We live in a culture rife with the desire to keep up with or exceed the Joneses. He who has the most toys when he dies wins....NOT. To believe that, you first have to consider life a game of winning and losing. Once you reject that idiotic notion, then life becomes just grand.

However, we are driven by cultural norms to compare our self-worth and value to someone, everyone else. When you get to the point when the paunch overrides the belt buckle, and you hair underestimates the square footage of your head, and the gas build-up in your inner workings exceeds your ability to be embarrassed by unexpected noises emitting from the nether reaches of your body...that's when you can truly celebrate the joys of being alive. And age counts as the milestone that indicates "we are here; we have almost reached our destination".

Not that you would intentionally be offensive. The irony is that you have to care enough about what others think to intend to be offensive. So if you don't really care, you don't have a need or desire to offend.

So we celebrate milestones, as we must. Not to mark time past, but to identify time now and time ahead. Not to determine what is gone, or even how little is left [who knows what that might be], but to sluff [slough] off the bonds of despond, and dance the dance of today.

To twist the topic into a bit of a pretzel: how many of us reading this blog have ended up in our lives and careers exactly where we intended when we started this journey in an intentional, planned and conscious way [not just at birth]?

The great human adventure is stuggling with the gap between desire and reality, intention and actuality -- not so much out of regret for what did not happen as out of a sense of honest and genuine appreciation for our own abilities, capacities to be creative, flexible, and motivated.

The journey is the fun part. Restlessness is endemic to being who we are. To marvel that Bangladesh is not as old as you are is indeed a marvelous thing. Just think if you were in China, not Bangladesh, and had the same feeling.
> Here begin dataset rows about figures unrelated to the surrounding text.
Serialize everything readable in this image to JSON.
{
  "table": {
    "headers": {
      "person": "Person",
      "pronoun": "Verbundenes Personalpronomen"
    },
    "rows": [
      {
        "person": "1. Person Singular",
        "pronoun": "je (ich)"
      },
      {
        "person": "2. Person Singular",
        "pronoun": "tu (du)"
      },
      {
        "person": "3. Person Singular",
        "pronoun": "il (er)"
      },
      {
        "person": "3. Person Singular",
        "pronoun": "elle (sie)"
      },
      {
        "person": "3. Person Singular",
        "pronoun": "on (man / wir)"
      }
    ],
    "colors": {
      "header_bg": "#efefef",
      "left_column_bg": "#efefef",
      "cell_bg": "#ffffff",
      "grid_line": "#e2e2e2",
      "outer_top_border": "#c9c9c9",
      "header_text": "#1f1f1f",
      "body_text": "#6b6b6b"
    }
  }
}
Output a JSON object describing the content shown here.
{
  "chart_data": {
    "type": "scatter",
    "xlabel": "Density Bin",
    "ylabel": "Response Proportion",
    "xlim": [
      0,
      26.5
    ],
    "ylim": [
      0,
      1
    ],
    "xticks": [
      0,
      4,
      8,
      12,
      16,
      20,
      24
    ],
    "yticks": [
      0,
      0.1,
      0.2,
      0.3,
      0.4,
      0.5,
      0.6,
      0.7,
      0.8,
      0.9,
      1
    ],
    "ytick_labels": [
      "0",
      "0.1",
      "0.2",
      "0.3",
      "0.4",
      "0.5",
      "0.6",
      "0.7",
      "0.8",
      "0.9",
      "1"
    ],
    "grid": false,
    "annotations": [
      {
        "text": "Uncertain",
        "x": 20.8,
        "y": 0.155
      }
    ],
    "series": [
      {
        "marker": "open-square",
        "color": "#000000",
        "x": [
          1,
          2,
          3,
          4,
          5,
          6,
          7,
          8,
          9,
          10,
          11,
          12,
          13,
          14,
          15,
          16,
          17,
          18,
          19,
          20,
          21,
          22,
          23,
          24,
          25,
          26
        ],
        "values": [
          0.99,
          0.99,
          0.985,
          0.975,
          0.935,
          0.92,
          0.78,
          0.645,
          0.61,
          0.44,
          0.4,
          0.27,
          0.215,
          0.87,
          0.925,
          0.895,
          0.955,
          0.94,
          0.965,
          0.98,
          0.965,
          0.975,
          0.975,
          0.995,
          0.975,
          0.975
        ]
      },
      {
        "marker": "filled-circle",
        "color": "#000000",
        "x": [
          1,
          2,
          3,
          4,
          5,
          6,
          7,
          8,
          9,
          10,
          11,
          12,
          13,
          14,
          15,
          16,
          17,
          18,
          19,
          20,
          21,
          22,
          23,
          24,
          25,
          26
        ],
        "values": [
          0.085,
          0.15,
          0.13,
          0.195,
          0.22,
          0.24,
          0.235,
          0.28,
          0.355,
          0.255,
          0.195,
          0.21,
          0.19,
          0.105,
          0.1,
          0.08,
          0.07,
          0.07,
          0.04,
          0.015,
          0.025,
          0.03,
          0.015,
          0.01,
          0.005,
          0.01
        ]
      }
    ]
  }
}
That would make you over 5000 years old.

I have a rubber stamp in my office [which all CEOs should have] that says: Much was decided before your were born. What a great line to live by.

Enjoy. Celebrate. Have a great one, and when that ends, have another. Happy Birthday.


Anonymous said...

Oh the lies we had to tell to get Glenn to his surprise 30th birthday party. His emergency appendectomy changed our plans for the first one!

Time has definitely flown and life has changed.

Congratulations on this milestone. I hope for you more excitement in your next decade.

Can you imagine where that might lead?

Neysa and Gord

Anonymous said...

Hey Glenn, Happy 40th, I hope all is well and from the sound of you are exactly where you are supposed to be and where you need to be.

They lie that age is just a number, age is relief, Gosh I wouldn't go back in my 20ies...I'm glad time passes and with it we get to become more of ourselves and less of what influences want us to be.

I wish you all the happiness in the world, the fun part is that you can always go back to Vancouver or Toronto or club Med but you will have experienced Namibia, Nigeria, and all the other adventures in between.

Have a great one!
Yvonne Sesonga

Anonymous said...

Glenn - Kate, Maya, Portia and Dave all wish you a very happy birthday. We're going to play a game of bowling bunnies in your honour.

Hope you and Kristel celebrated somewhere fun.


The Weed Man

KareninTO said...

Glenn, I had my belated birthday wishes to you. I love your blog and frankly I hope you don't cut back on the frequency. Keep on doing what you've been doing - I love living vicariously through your experiences.


KareninTO said...

eh hem... that would be 'add' I add my belated birthday wishes. Now you know why I don't blog.